The Direct Action climate plan has passed the senate with help from Palmer United Party. Professor Kevin Parton urges the federal government to retain Australia’s current Renewable Energy Target (RET) in the light of this latest development.

What is the Direct Action Policy? It has two components: an emissions reduction fund and a safeguard mechanism. Polluters (mainly electricity generators) can bid for the emission reduction funds to be spent on their own greenhouse gas reduction schemes, or offsets like planting trees. The trouble is that this by itself does not reduce Australia’s overall carbon pollution, because other firms can simply increase their pollution levels.

The second component of the policy, the safeguard mechanism, is needed to control aggregate carbon pollution levels. It puts a restriction on overall carbon emissions. The details of this component have not been explained by the government, nor is it clear how this could be easily managed. It seems to require a regulating authority to visit the major pollution businesses and monitor their compliance.

Together the two components of the scheme seem like an old-fashioned environmental policy, of the type that was used in Europe in the 1960s to reduce industrial pollution. The characteristics of these schemes are that they can be effective, but costly. Indeed, analysis comparing Direct Action with an Emissions Trading Scheme (ETS) shows that Direct Action is far more costly for all carbon emissions targets except the achievement of small reductions.

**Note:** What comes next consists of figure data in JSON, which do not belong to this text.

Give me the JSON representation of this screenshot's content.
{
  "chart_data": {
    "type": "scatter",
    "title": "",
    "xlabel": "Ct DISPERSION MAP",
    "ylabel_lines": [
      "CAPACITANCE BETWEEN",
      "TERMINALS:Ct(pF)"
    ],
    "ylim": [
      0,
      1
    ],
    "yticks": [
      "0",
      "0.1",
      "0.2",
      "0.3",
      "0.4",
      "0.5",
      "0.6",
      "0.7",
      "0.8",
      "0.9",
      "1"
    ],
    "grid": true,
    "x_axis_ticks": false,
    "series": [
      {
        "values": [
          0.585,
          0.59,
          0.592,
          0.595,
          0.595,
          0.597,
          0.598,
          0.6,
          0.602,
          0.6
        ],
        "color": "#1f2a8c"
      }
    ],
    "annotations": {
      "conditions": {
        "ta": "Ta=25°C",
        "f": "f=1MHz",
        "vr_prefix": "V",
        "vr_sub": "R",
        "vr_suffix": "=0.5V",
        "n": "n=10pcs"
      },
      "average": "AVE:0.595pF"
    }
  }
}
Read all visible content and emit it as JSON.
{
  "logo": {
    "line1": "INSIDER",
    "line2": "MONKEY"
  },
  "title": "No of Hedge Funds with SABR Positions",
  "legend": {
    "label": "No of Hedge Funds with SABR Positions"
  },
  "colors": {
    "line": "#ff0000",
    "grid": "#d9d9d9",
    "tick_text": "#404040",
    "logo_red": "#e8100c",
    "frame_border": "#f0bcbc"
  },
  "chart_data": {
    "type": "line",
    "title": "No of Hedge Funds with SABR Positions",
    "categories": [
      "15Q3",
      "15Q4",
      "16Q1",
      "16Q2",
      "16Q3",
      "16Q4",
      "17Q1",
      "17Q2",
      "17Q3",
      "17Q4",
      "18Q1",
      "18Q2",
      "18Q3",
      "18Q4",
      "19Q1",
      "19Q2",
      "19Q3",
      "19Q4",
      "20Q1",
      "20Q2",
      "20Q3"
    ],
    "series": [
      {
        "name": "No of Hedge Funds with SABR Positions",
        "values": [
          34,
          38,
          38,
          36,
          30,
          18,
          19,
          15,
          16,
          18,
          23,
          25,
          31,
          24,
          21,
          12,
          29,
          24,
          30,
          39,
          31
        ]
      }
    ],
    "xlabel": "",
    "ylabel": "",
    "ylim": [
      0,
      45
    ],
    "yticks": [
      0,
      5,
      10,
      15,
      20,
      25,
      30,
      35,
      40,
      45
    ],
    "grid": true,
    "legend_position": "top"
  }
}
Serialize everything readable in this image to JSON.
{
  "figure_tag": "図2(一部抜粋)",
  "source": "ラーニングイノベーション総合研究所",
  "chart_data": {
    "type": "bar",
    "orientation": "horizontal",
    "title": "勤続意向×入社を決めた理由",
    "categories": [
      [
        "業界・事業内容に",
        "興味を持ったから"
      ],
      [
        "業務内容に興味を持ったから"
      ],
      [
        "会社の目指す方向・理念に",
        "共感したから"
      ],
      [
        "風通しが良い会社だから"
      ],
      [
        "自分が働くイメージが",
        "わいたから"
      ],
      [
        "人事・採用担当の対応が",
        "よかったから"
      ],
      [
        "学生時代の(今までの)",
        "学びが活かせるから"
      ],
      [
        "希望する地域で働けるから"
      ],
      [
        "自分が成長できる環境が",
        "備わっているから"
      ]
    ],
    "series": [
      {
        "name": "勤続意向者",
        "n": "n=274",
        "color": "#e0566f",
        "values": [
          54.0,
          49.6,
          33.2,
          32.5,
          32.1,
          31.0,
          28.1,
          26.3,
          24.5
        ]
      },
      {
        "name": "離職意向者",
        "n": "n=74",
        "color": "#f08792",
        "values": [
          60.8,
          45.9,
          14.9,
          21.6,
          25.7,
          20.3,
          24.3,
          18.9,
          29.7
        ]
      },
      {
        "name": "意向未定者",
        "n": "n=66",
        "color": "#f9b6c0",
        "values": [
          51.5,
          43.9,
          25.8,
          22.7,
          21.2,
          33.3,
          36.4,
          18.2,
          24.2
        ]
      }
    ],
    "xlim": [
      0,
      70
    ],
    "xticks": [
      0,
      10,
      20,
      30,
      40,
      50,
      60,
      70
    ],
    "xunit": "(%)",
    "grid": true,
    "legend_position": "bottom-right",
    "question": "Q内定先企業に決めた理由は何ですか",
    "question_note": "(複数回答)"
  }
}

After long negotiations the government has obtained the support of Clive Palmer to have the Direct Action legislation pass the Senate. One component of the deal with Mr Palmer is to have an enquiry into a future possible Emissions Trading Scheme (ETS). This seems a strange proviso, given that the government continues to announce that it will never introduce such a price policy.

In addition, exhaustive economic analysis of the various schemes has been completed over recent years, and it is unlikely that anything new would turn up. This analysis shows that an ETS is the most efficient, least-cost policy, and that to achieve significant emission reductions, Direct Action, by itself, would be very costly to the taxpayer.

Also, an ETS may eventually be forced on the Australian government as part of an international carbon emission reduction agreement.

Enter the Renewable Energy Target (RET), which the government has so far thankfully failed to abolish, despite rhetoric that it will do so. The purpose of the Renewable Energy Target (RET) is to encourage Australia to invest in renewable energy at reasonable cost. To date this objective has been so satisfactorily achieved that most analysts regard the RET as one of the Government’s most successful policies. Greenhouse gas emissions are falling, and under the RET Australia is likely to surpass the 2020 target of 20 per cent of power generated from renewable sources.

The impact of the RET has been to encourage investment in a wide range of non-polluting electricity generation from solar panels on household roofs to large-scale wind power stations. An amended RET could be used in conjunction with the safeguard mechanism component of the Direct Action policy. The RET would reduce the pressure on the safeguard mechanism, and thereby reduce the risk of a budget blowout of the Direct Action policy, which could occur once it moved to full operation entailing more ambitious greenhouse gas reduction objectives.